But, as I say, at the time he seemed positively appalling to me, a virulent specimen, and I thought, “The Irish brute! To think of human beings having to work for a brute like that! To think of his driving men like that!” However, I soon began to discover that he was not so bad as he seemed, and then I began to like him.
The thing that brought about this swift change of feeling in me was the attitude of his men toward him. Although he was so insistent with his commands, they did not seem to mind nor to strain themselves working. They were not killing themselves, by any means. He would stand over them, crying, “Up with it! Up with it! Up with it! Up with it!” or “Down with it! Down with it! Down with it!” until you would have imagined their nerves would be worn to a frazzle. As it was, however, they did not seem to care any more than you would for the ticking of a clock; rather, they appeared to take it as a matter of course, something that had to be, and that one was prepared for. Their steps were in the main as leisurely as those of idlers on Fifth Avenue or Broadway. They carried boards or stone as one would objects of great value. One could not help smiling at the incongruity of it; it was farcical. Finally gathering the full import of it all, I ventured to laugh, and he turned on me with a sharp and yet not unkindly retort.

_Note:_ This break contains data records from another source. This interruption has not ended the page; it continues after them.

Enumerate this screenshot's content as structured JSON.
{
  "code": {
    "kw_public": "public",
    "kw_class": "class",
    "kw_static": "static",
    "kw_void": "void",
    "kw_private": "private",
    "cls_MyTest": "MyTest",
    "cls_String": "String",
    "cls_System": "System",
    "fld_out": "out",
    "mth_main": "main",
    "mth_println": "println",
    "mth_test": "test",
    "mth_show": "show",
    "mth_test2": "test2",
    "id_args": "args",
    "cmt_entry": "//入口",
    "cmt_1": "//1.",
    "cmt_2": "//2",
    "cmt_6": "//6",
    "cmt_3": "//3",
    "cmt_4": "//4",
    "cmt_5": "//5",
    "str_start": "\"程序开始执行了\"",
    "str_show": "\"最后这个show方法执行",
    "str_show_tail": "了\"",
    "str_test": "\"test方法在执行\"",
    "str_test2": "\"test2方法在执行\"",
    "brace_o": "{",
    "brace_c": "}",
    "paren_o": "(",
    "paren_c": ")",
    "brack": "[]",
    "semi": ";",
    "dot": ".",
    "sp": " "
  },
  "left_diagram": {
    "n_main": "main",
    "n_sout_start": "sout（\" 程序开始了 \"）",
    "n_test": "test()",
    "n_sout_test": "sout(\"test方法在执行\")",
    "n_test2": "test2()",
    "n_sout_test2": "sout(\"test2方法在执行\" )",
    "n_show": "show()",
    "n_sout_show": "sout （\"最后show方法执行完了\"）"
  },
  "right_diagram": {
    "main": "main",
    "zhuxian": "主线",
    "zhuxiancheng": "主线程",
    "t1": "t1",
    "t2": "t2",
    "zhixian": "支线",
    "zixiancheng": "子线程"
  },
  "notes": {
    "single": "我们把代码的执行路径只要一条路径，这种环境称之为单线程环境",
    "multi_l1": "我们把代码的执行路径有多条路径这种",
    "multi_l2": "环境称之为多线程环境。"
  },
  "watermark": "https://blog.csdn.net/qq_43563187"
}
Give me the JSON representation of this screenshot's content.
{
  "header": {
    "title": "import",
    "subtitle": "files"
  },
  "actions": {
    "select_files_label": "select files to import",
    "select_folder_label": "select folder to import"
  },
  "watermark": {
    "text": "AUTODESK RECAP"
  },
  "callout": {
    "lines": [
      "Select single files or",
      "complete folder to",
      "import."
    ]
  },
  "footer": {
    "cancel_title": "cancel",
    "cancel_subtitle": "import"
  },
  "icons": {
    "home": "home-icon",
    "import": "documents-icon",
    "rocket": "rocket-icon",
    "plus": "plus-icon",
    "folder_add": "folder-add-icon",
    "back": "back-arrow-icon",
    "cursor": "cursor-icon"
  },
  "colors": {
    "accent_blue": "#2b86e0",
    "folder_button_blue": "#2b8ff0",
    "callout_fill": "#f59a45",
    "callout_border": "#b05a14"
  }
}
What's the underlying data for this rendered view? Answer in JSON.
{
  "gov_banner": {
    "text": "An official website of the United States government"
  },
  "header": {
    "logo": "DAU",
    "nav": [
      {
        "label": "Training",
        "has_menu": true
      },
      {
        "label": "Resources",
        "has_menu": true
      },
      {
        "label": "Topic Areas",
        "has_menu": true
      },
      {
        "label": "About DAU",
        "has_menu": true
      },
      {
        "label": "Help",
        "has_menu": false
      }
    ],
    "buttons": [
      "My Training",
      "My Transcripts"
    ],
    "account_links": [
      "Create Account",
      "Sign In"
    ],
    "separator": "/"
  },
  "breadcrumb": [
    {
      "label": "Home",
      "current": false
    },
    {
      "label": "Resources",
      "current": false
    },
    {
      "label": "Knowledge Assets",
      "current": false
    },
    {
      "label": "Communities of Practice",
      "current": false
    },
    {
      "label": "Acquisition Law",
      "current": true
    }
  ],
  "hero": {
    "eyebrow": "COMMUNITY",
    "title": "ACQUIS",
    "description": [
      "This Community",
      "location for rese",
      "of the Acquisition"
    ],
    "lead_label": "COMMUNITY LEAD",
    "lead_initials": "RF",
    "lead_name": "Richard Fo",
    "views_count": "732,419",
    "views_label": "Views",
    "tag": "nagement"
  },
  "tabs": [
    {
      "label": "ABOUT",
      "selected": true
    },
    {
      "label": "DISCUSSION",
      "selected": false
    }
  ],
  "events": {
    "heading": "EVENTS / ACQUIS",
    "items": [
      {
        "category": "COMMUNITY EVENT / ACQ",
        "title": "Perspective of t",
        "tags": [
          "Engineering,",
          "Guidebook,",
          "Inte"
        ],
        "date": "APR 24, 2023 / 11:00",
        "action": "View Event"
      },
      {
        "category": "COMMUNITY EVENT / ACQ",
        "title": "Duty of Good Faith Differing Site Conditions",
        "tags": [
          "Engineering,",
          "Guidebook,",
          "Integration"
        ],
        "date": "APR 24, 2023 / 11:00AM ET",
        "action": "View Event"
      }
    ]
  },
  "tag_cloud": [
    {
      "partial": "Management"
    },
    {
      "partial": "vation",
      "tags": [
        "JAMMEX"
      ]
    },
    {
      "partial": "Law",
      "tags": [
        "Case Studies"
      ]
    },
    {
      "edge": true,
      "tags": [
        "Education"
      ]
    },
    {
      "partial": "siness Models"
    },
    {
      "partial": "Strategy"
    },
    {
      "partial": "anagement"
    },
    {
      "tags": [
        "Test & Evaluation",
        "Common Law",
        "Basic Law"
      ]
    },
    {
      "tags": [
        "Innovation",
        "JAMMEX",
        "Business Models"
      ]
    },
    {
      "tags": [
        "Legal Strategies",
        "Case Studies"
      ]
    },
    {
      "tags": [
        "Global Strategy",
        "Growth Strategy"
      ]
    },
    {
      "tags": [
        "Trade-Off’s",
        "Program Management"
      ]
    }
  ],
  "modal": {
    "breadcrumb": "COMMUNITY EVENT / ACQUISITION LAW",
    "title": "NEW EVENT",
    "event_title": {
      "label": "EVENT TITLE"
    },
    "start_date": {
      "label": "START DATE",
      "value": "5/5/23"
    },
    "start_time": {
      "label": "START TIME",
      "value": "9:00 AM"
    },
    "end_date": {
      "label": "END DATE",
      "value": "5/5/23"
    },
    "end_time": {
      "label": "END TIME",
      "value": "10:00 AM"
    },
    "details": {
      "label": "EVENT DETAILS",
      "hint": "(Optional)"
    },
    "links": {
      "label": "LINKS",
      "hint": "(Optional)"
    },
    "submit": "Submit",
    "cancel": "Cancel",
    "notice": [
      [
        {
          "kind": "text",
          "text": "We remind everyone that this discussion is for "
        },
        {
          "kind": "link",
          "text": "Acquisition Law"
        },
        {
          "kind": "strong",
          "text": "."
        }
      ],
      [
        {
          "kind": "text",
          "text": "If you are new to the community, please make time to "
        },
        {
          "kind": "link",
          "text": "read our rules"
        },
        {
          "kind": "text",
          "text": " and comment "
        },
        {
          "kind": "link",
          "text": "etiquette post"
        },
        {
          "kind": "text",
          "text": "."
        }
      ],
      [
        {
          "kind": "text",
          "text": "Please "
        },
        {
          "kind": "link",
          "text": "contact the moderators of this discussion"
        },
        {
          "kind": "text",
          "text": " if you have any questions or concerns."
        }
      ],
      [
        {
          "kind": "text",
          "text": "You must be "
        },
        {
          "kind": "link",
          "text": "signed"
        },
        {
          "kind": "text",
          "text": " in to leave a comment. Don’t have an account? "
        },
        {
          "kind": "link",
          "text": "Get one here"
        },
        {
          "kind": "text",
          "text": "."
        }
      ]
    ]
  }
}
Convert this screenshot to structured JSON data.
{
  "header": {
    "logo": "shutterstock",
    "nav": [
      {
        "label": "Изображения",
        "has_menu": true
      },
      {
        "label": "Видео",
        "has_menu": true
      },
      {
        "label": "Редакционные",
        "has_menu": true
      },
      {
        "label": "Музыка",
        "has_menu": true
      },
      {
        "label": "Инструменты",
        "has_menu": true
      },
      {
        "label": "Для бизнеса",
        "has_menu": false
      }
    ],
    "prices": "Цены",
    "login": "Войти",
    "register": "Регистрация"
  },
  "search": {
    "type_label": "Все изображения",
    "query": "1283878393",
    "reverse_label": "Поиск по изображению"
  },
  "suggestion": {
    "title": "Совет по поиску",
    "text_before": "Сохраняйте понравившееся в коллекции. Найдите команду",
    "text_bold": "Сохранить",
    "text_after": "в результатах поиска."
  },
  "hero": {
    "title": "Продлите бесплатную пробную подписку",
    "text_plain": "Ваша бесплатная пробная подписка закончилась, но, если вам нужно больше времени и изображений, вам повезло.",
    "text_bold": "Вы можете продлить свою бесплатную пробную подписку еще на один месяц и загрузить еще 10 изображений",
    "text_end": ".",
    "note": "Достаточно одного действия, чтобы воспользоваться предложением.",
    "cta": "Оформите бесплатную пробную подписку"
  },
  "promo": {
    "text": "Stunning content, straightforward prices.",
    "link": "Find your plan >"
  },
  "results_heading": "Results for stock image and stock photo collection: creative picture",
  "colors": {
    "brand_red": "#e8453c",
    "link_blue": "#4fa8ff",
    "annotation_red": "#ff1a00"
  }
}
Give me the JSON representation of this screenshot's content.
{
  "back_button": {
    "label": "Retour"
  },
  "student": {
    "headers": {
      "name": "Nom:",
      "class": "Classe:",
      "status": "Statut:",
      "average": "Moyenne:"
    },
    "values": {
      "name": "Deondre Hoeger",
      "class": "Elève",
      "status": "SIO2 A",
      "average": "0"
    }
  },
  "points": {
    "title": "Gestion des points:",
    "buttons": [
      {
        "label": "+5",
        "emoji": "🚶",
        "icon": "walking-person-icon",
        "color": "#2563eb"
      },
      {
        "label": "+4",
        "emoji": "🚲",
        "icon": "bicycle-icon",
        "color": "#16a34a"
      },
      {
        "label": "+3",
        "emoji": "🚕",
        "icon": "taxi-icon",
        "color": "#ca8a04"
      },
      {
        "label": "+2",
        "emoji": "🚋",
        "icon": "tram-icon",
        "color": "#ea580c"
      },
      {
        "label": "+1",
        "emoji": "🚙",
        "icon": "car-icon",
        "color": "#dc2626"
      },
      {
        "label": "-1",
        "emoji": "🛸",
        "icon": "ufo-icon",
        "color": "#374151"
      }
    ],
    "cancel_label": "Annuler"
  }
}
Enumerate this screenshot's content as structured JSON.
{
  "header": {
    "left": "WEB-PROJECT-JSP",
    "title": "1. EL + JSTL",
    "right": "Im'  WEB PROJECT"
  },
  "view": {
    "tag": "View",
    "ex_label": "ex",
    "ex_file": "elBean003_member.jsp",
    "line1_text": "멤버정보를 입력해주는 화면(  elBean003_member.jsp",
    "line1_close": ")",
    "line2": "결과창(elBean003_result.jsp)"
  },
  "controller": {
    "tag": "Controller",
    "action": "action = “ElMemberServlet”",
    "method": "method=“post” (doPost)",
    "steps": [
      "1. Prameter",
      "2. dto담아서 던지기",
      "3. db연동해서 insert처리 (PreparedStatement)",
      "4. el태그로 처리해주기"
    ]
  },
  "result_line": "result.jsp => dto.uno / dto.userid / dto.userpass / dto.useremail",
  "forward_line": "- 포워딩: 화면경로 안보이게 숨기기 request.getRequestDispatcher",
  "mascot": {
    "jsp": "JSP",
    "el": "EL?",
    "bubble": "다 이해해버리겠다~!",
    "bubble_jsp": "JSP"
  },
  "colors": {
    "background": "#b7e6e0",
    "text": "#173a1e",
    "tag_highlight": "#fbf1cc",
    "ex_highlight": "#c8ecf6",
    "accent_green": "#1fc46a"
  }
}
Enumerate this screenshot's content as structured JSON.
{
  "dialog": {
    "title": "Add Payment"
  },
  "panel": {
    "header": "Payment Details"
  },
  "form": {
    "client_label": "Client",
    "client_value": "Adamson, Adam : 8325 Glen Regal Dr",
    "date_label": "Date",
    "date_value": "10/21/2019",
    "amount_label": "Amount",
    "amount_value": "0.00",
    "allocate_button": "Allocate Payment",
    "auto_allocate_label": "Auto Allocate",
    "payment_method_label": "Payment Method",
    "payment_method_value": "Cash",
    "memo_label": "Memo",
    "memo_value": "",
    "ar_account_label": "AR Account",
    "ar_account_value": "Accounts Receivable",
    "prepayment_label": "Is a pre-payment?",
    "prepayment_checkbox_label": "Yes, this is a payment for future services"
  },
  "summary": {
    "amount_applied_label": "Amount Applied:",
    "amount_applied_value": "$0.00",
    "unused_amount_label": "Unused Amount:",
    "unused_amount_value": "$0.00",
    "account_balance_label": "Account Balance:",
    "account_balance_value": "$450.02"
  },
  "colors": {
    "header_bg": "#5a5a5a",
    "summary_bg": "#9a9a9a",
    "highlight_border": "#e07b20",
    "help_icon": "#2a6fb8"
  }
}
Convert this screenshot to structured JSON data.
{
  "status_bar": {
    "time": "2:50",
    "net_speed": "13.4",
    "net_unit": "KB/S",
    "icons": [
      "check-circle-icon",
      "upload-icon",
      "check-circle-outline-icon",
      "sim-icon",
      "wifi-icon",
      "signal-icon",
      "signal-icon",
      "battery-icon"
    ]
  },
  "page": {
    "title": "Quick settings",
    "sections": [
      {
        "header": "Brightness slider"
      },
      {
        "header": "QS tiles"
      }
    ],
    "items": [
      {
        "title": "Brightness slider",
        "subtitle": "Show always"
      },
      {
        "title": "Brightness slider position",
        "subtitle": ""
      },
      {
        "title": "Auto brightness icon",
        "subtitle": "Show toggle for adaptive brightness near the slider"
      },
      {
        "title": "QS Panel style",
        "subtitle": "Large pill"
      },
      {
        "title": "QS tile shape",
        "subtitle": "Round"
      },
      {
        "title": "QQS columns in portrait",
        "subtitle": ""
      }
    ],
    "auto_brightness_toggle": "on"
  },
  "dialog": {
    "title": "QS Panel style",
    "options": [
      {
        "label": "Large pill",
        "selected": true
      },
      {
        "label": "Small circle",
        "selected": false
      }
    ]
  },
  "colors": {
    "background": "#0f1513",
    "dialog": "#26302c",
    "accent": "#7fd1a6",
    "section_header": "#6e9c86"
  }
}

“Ha! ha! ha!” he mocked. “If ye had to work as hard as these min, ye wouldn’t laugh.”
I wanted to say, “Hard work, indeed!” but instead I replied, “Is that so? Well, I don’t see that they’re killing themselves, or you either. You’re not as fierce as you sound.”
Then I explained that I was not laughing at them but at him, and he took it all in good part. Since I was only a nominal laborer here, not a real one—permitted to work for my health, for twelve cents an hour—we fell to conversing upon railroad matters, and in this way our period of friendship began.
As I learned that morning, Rourke was the foreman-mason for minor tasks for all that part of the railroad that lay between New York and fifty miles out, on three divisions. He had a dozen or so men under him and was in possession of one car, which was shunted back and forth between the places in which he happened to be working. He was a builder of concrete platforms, culverts, coal-bins, sidewalks, bridge and building piers, and, in fact, anything that could be made out of crushed stone and cement, or bricks and stone, and he was sent here and there, as necessity required. As he explained to me at the time, he sometimes rose as early as four a.m. in order to get to his place of labor by seven. The great railroad company for which he toiled was no gentle master, and did not look upon his ease, or that of his men, as important. At the same time, as he himself confessed, he did not mind hard work—liked it, in short. He had been working now for the company for all of twenty-two years, “rain or shine.” Darkness or storm made no difference to him. “Shewer, I have to be there,” he observed once with his quizzical, elusive Irish grin. “They’re not payin’ me wages fer lyin’ in bed. If ye was to get up that way yerself every day fer a year, me b’y,” he added, eyeing my spare and none too well articulated frame, “it’d make a man av ye.”